The house of representatives committee on finance is asking why the Abuja CCTV project failed despite a $460 million loan taken from China to fund the project.
At a budget defence session with the ministry of finance on Thursday, James Faleke, chairman of the committee, said the ministry should explain to Nigerians why the CCTV is not working.
“Before this administration, we collected some loans and the one that strikes me the most is the $460m for CCTV installation in Abuja,” he said.
“I want to know the position of this loan. I am sure we are paying back, but the CCTV is not working.
“Any time we take loan from China, the Chinese will come and do the job, they will bring all their equipment, the personnel and the goods and yet we do not have value for the money, especially that of the CCTV.
“Where are we? I need you to look into it and send us a memo on this particular project.”

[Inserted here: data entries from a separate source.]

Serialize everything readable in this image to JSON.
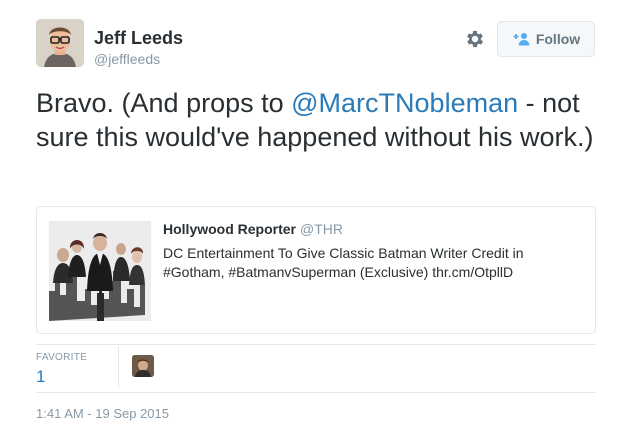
{
  "author": {
    "name": "Jeff Leeds",
    "handle": "@jeffleeds"
  },
  "header": {
    "follow_label": "Follow"
  },
  "tweet": {
    "text_part1": "Bravo. (And props to ",
    "mention": "@MarcTNobleman",
    "text_part2": " - not sure this would've happened without his work.)"
  },
  "card": {
    "source_name": "Hollywood Reporter",
    "source_handle": "@THR",
    "text": "DC Entertainment To Give Classic Batman Writer Credit in #Gotham, #BatmanvSuperman (Exclusive) thr.cm/OtpllD"
  },
  "stats": {
    "favorite_label": "FAVORITE",
    "favorite_count": "1"
  },
  "timestamp": "1:41 AM - 19 Sep 2015",
  "colors": {
    "link": "#2b7bb9",
    "muted": "#8899a6",
    "text": "#292f33",
    "border": "#e1e8ed"
  },
  "icons": {
    "settings": "gear-icon",
    "follow": "add-user-icon"
  }
}
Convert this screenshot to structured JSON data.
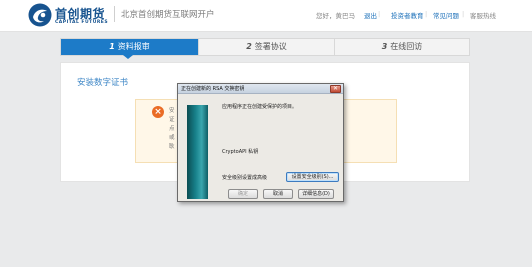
{
  "header": {
    "logo_cn": "首创期货",
    "logo_en": "CAPITAL FUTURES",
    "site_title": "北京首创期货互联网开户",
    "greeting": "您好，黄巴马",
    "logout": "退出",
    "investor_education": "投资者教育",
    "faq": "常见问题",
    "hotline": "客服热线",
    "separator": "|"
  },
  "tabs": [
    {
      "num": "1",
      "label": "资料报审",
      "active": true
    },
    {
      "num": "2",
      "label": "签署协议",
      "active": false
    },
    {
      "num": "3",
      "label": "在线回访",
      "active": false
    }
  ],
  "panel": {
    "title": "安装数字证书",
    "notice_lines": [
      "安",
      "证",
      "点",
      "或",
      "耿"
    ]
  },
  "dialog": {
    "title": "正在创建新的 RSA 交换密钥",
    "close": "✕",
    "line1": "应用程序正在创建受保护的项目。",
    "line2": "CryptoAPI 私钥",
    "line3": "安全级别设置成高级",
    "btn_set_level": "设置安全级别(S)...",
    "btn_ok": "确定",
    "btn_cancel": "取消",
    "btn_details": "详细信息(D)"
  },
  "colors": {
    "brand": "#17538f",
    "tab_active": "#1d7bc8",
    "link": "#1a6fb9",
    "error_icon": "#ea6c25"
  }
}
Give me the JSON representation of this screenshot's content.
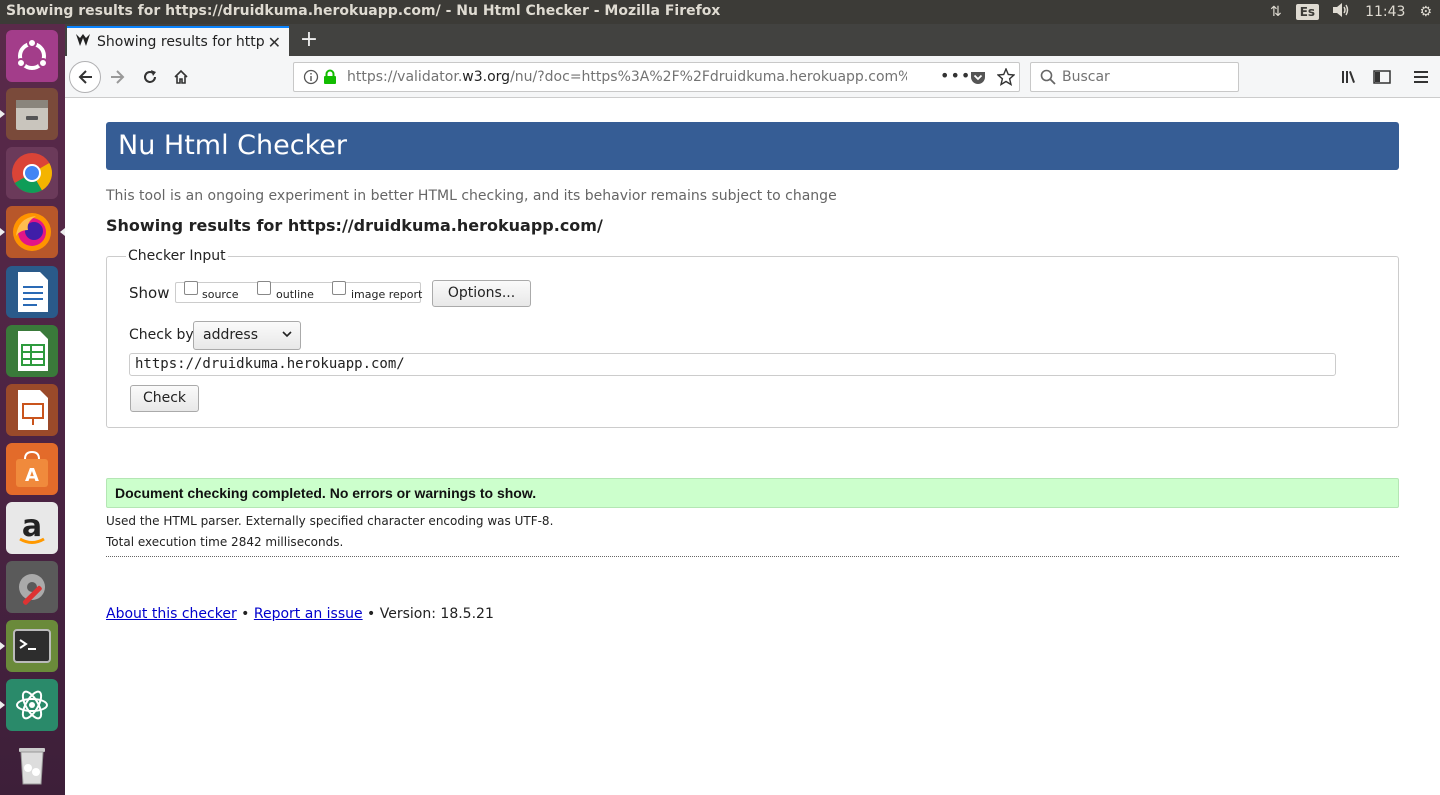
{
  "os": {
    "window_title": "Showing results for https://druidkuma.herokuapp.com/ - Nu Html Checker - Mozilla Firefox",
    "keyboard_layout": "Es",
    "volume": "◂))",
    "time": "11:43"
  },
  "launcher": {
    "items": [
      "ubuntu-dash",
      "files",
      "chrome",
      "firefox",
      "writer",
      "calc",
      "impress",
      "software-center",
      "amazon",
      "system-settings",
      "terminal",
      "atom",
      "trash"
    ]
  },
  "browser": {
    "tab_title": "Showing results for http",
    "url_prefix": "https://validator.",
    "url_domain": "w3.org",
    "url_suffix": "/nu/?doc=https%3A%2F%2Fdruidkuma.herokuapp.com%",
    "search_placeholder": "Buscar"
  },
  "page": {
    "title": "Nu Html Checker",
    "tagline": "This tool is an ongoing experiment in better HTML checking, and its behavior remains subject to change",
    "results_heading": "Showing results for https://druidkuma.herokuapp.com/",
    "fieldset_legend": "Checker Input",
    "show_label": "Show",
    "checkboxes": [
      "source",
      "outline",
      "image report"
    ],
    "options_button": "Options...",
    "check_by_label": "Check by",
    "check_by_value": "address",
    "url_value": "https://druidkuma.herokuapp.com/",
    "check_button": "Check",
    "success_message": "Document checking completed. No errors or warnings to show.",
    "info_line1": "Used the HTML parser. Externally specified character encoding was UTF-8.",
    "info_line2": "Total execution time 2842 milliseconds.",
    "footer_about": "About this checker",
    "footer_sep1": " • ",
    "footer_report": "Report an issue",
    "footer_version": " • Version: 18.5.21"
  },
  "colors": {
    "banner": "#365d95",
    "success_bg": "#ccffcc",
    "launcher": "#4a2342",
    "os_panel": "#3c3b37"
  }
}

While responding, Zainab Ahmed, minister of finance said Nigeria is servicing the loan, but she was unable to provide update on the CCTV project.
“We are servicing the loan, but on the project, we will have to ask the Federal Capital Territory Authority because the project was deployed in the FCT,” she said.
“I have no information on the status of the CCTV.
“The conditions of the loans that we take from China always will be that a Chinese company will provide the infrastructure services.
“These are loans that are of three per cent, the rail lines are being rolled out, the Abuja-Kaduna, Lagos-Ibadan rails are all loans from China and are being executed by Chinese companies.”
In 2015, the house had directed an ad-hoc committee to probe the uncompleted projects, awarded to Chinese firm, ZTE Corporation, in 2010 following the failure to act on the report of the previous probe panel of the 7th assembly.
The cameras were to be accompanied with 37 switch rooms, MW backbone, 37 coalition emergency response systems, 38 video conference sub-systems, 37 e-police systems, six emergency communication vehicles and 1.5 million lines for subscription.
The contract involved a payment of 15 percent by the Nigerian government and 85 percent by the Chinese EXIM Bank to be repaid within 10 years at the prevailing interest rate.